Memory mapping causes disk space usage bloat in big models with many search parameters #19608

asansal-quantico · 2021-03-03T16:28:27Z

Hello,

We use GridSearchCV in a project where our training data is quite large (approx, 20,000 rows x 100 columns/features). We search a large space of hyperparameters, and with 5-10 cross-validation runs total number of model sometimes up to 1000.

When running default parallelization using joblib, the tool generates a lot of memory-mapped disk data and uses a lot of disk space on the scale of hundreds of gigabytes.

Solution:
Once we disable memory mapping, it runs successfully without using the disk. The solution is to call joblib's Parallel(..., max_nbytes=None) within GridSearchCV, see the link to code below. The default for joblib is '1M', which is 1 megabyte. When we pass None, it disables memory mapping.

Suggested improvement is to add a kwarg to GridSearchCV that gets passed to Parallel's max_nbytes.

scikit-learn/sklearn/model_selection/_search.py

Line 767 in 28ee486

parallel = Parallel(n_jobs=self.n_jobs,

cmarmo · 2021-03-05T07:54:22Z

Hi @asansal-quantico, thanks for reaching out. Do you mind producing some benchmark plots or logs to make the issue more quantitative? This will help in triggering the core-dev attention. Thanks for your collaboration.
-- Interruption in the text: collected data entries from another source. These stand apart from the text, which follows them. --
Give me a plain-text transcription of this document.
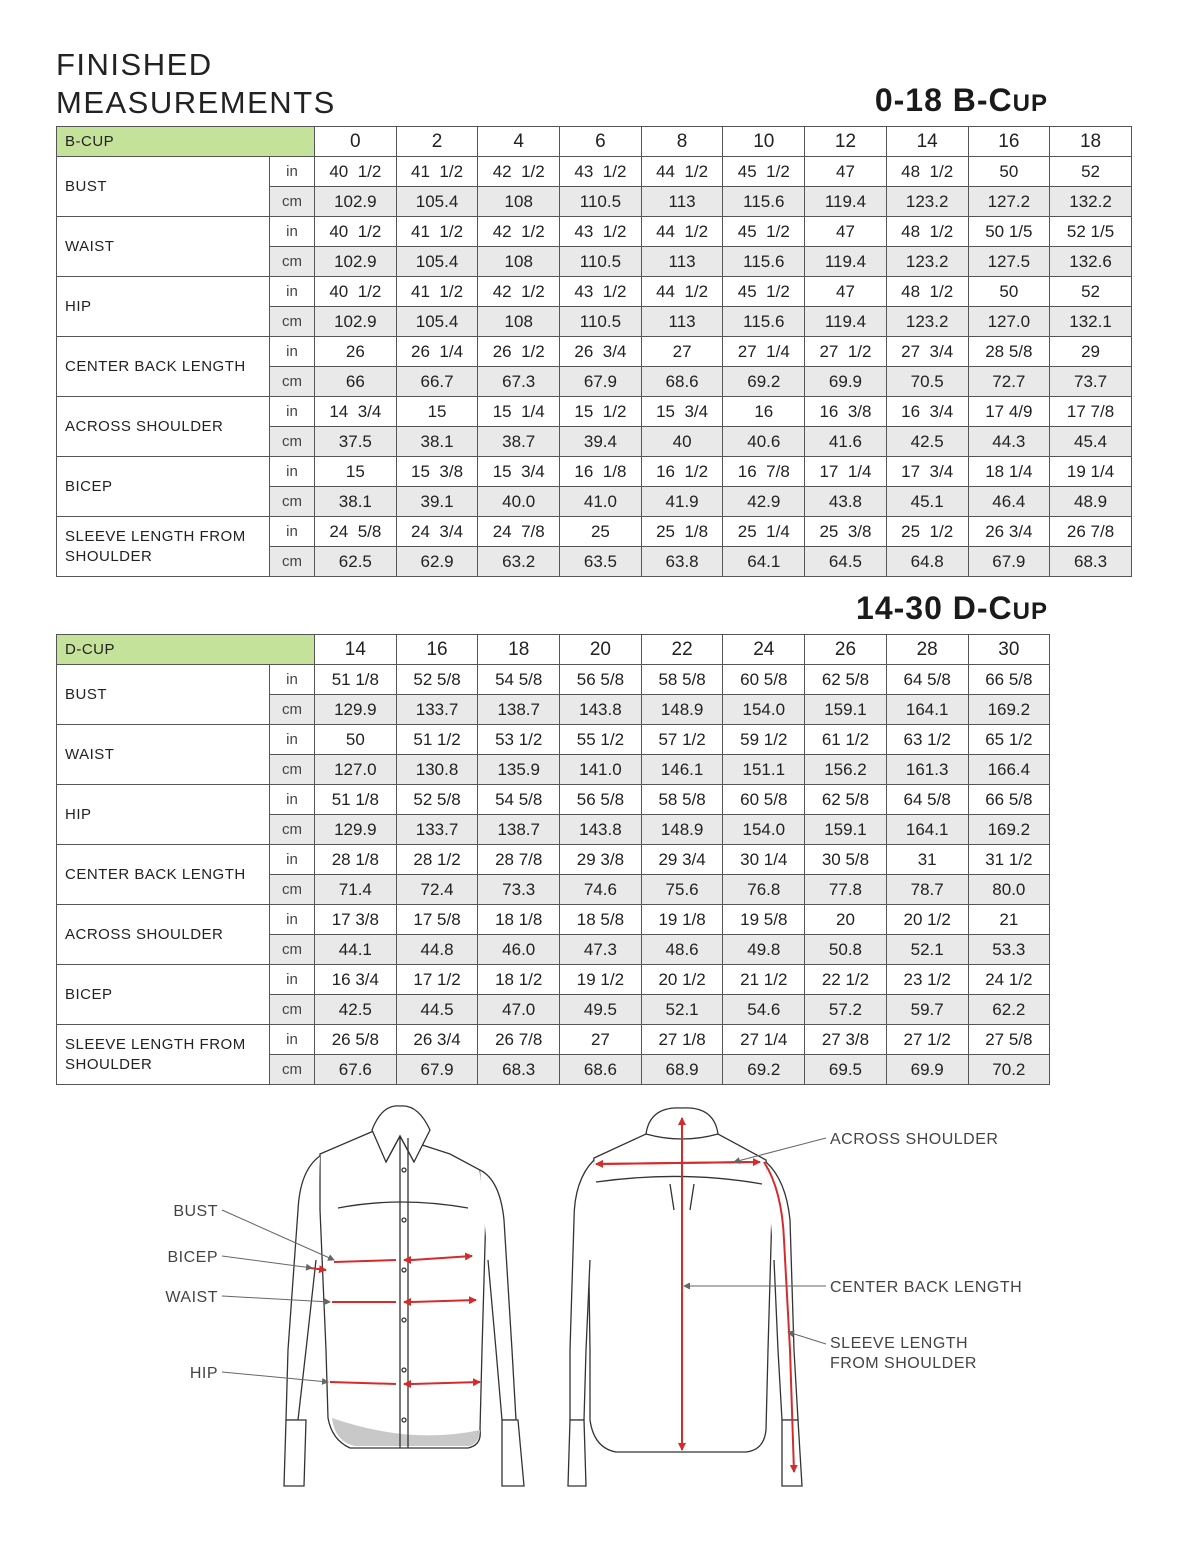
FINISHED
MEASUREMENTS	0-18 B-CUP
B-CUP		0	2	4	6	8	10	12	14	16	18
BUST	in	40  1/2	41  1/2	42  1/2	43  1/2	44  1/2	45  1/2	47	48  1/2	50	52
	cm	102.9	105.4	108	110.5	113	115.6	119.4	123.2	127.2	132.2
WAIST	in	40  1/2	41  1/2	42  1/2	43  1/2	44  1/2	45  1/2	47	48  1/2	50 1/5	52 1/5
	cm	102.9	105.4	108	110.5	113	115.6	119.4	123.2	127.5	132.6
HIP	in	40  1/2	41  1/2	42  1/2	43  1/2	44  1/2	45  1/2	47	48  1/2	50	52
	cm	102.9	105.4	108	110.5	113	115.6	119.4	123.2	127.0	132.1
CENTER BACK LENGTH	in	26	26  1/4	26  1/2	26  3/4	27	27  1/4	27  1/2	27  3/4	28 5/8	29
	cm	66	66.7	67.3	67.9	68.6	69.2	69.9	70.5	72.7	73.7
ACROSS SHOULDER	in	14  3/4	15	15  1/4	15  1/2	15  3/4	16	16  3/8	16  3/4	17 4/9	17 7/8
	cm	37.5	38.1	38.7	39.4	40	40.6	41.6	42.5	44.3	45.4
BICEP	in	15	15  3/8	15  3/4	16  1/8	16  1/2	16  7/8	17  1/4	17  3/4	18 1/4	19 1/4
	cm	38.1	39.1	40.0	41.0	41.9	42.9	43.8	45.1	46.4	48.9
SLEEVE LENGTH FROM SHOULDER	in	24  5/8	24  3/4	24  7/8	25	25  1/8	25  1/4	25  3/8	25  1/2	26 3/4	26 7/8
	cm	62.5	62.9	63.2	63.5	63.8	64.1	64.5	64.8	67.9	68.3
14-30 D-CUP
D-CUP		14	16	18	20	22	24	26	28	30
BUST	in	51 1/8	52 5/8	54 5/8	56 5/8	58 5/8	60 5/8	62 5/8	64 5/8	66 5/8
	cm	129.9	133.7	138.7	143.8	148.9	154.0	159.1	164.1	169.2
WAIST	in	50	51 1/2	53 1/2	55 1/2	57 1/2	59 1/2	61 1/2	63 1/2	65 1/2
	cm	127.0	130.8	135.9	141.0	146.1	151.1	156.2	161.3	166.4
HIP	in	51 1/8	52 5/8	54 5/8	56 5/8	58 5/8	60 5/8	62 5/8	64 5/8	66 5/8
	cm	129.9	133.7	138.7	143.8	148.9	154.0	159.1	164.1	169.2
CENTER BACK LENGTH	in	28 1/8	28 1/2	28 7/8	29 3/8	29 3/4	30 1/4	30 5/8	31	31 1/2
	cm	71.4	72.4	73.3	74.6	75.6	76.8	77.8	78.7	80.0
ACROSS SHOULDER	in	17 3/8	17 5/8	18 1/8	18 5/8	19 1/8	19 5/8	20	20 1/2	21
	cm	44.1	44.8	46.0	47.3	48.6	49.8	50.8	52.1	53.3
BICEP	in	16 3/4	17 1/2	18 1/2	19 1/2	20 1/2	21 1/2	22 1/2	23 1/2	24 1/2
	cm	42.5	44.5	47.0	49.5	52.1	54.6	57.2	59.7	62.2
SLEEVE LENGTH FROM SHOULDER	in	26 5/8	26 3/4	26 7/8	27	27 1/8	27 1/4	27 3/8	27 1/2	27 5/8
	cm	67.6	67.9	68.3	68.6	68.9	69.2	69.5	69.9	70.2
BUST
BICEP
WAIST
HIP
ACROSS SHOULDER
CENTER BACK LENGTH
SLEEVE LENGTH
FROM SHOULDER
INF800 · 2021-11-17T23:27:06Z

Hi, this issue looks inactive. Can I take a shot at reproducing the issue and sending a PR if required

cmarmo · 2021-11-18T18:39:21Z

Hi @INF800 , feel free.
Quantitative benchmarks are needed here before any PR.
Thanks for your collaboration!

INF800 · 2021-11-19T23:09:18Z

I am trying out with simple Lasso and xgboost's XGBRegressor with config as stated in the above comment. Any pointers on what model to use? @cmarmo @asansal-quantico

INF800 · 2021-11-19T23:09:40Z

Until now Lasso seems to be working fine

thomasjpfan · 2021-11-26T23:41:18Z

@ogrisel @lesteve Is there a way to adjust Parallel in GridSearchCV to turn off memmapping?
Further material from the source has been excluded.